If you omit the version argument, you always get the most recent version of the resource, in our example it’s version 4 as shown below.

HTTP/1.1 200 OK
ETag: "-205501225"
Resource-Version: 4
Content-Type: application/json
X-Content-Type-Options: nosniff
X-XSS-Protection: 1; mode=block
X-Frame-Options: DENY
Content-Length: 1105

{
  "id" : "683ae98f-a663-4dd9-8f20-0dcde71c37a1",
  "identifier" : {
    "id" : 1,
    "value" : "(:tba)",
    "identifierType" : "DOI"
  },
  "creators" : [ {
    "id" : 1,
    "familyName" : "Doe",
    "givenName" : "John",
    "affiliations" : [ "Karlsruhe Institute of Technology" ]
  } ],
  "titles" : [ {
    "id" : 1,
    "value" : "Most basic resource for testing",
    "titleType" : "OTHER"
  } ],
  "publisher" : "KIT Data Manager",
  "publicationYear" : "2017",
  "resourceType" : {
    "id" : 1,
    "value" : "testingSample",
    "typeGeneral" : "DATASET"
  },
  "dates" : [ {
    "id" : 1,
    "value" : "2020-12-08T09:24:46Z",
    "type" : "CREATED"
  } ],
  "alternateIdentifiers" : [ {
    "id" : 2,
    "value" : "resource-1-231118",
    "identifierType" : "OTHER"
  }, {
    "id" : 1,
    "value" : "683ae98f-a663-4dd9-8f20-0dcde71c37a1",
    "identifierType" : "INTERNAL"
  } ],
  "lastUpdate" : "2020-12-08T09:24:47.814Z",
  "state" : "VOLATILE",
  "acls" : [ {
    "id" : 1,
    "sid" : "SELF",
    "permission" : "ADMINISTRATE"
  } ]
}

As mentioned at the beginning, versioning is supported for metadata resources, e.g. data resources and content information. There is currently no support for versioning of the actual content.
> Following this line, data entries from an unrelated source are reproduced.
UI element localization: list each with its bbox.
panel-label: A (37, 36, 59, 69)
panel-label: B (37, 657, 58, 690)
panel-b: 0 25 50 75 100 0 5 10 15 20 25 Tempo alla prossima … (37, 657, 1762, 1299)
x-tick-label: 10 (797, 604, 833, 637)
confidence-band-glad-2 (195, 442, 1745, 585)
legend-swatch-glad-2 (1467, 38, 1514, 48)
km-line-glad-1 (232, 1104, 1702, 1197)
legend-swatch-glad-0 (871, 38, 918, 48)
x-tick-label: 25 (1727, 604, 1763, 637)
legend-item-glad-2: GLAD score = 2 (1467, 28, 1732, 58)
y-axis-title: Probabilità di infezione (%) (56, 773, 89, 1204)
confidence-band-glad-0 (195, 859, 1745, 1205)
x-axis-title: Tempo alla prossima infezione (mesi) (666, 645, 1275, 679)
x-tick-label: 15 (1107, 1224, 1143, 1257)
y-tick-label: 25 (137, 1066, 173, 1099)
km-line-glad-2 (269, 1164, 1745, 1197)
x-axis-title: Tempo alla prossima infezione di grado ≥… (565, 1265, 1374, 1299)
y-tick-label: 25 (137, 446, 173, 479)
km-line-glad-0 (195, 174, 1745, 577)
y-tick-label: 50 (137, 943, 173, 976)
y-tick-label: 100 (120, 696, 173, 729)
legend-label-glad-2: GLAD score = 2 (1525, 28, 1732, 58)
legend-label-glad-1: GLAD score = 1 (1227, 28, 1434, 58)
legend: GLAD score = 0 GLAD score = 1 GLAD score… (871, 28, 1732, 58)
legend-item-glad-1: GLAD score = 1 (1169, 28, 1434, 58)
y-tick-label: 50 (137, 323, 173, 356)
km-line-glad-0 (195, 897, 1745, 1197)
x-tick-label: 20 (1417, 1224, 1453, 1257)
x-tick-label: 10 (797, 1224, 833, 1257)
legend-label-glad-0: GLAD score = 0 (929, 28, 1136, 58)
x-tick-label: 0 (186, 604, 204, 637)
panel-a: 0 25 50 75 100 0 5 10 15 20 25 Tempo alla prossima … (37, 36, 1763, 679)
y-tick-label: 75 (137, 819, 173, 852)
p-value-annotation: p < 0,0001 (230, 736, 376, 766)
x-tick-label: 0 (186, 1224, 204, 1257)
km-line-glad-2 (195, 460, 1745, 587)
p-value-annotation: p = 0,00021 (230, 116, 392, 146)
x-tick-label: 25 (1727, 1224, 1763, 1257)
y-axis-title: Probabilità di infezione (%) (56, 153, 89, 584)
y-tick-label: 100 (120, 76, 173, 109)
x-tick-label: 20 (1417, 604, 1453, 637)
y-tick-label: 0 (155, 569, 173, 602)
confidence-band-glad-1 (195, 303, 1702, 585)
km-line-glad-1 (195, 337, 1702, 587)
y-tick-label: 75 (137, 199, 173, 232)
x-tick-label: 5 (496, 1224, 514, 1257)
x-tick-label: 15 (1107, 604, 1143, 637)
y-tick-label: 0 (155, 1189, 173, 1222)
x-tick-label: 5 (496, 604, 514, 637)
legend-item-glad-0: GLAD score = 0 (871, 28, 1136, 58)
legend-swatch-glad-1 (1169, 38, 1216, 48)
10. Remarks on Working with Versions

While working with versions you should keep some particularities in mind. Access to version is only possible for single resources. There is e.g. no way to obtain all resources in version 2 from the server. If a specific version of a resource is returned, the obtained ETag also relates to this specific version. Therefore, you should NOT use this ETag for any update operation as the operation will fail with response code 412 (PRECONDITION FAILED). Consequently, it is also NOT allowed to modify a format version of a resource. If you want to rollback to a previous version, you should obtain the resource and submit a PUT request of the entire document which will result in a new version equal to the previous state unless there were changes you are not allowed to apply (anymore), e.g. if permissions have changed.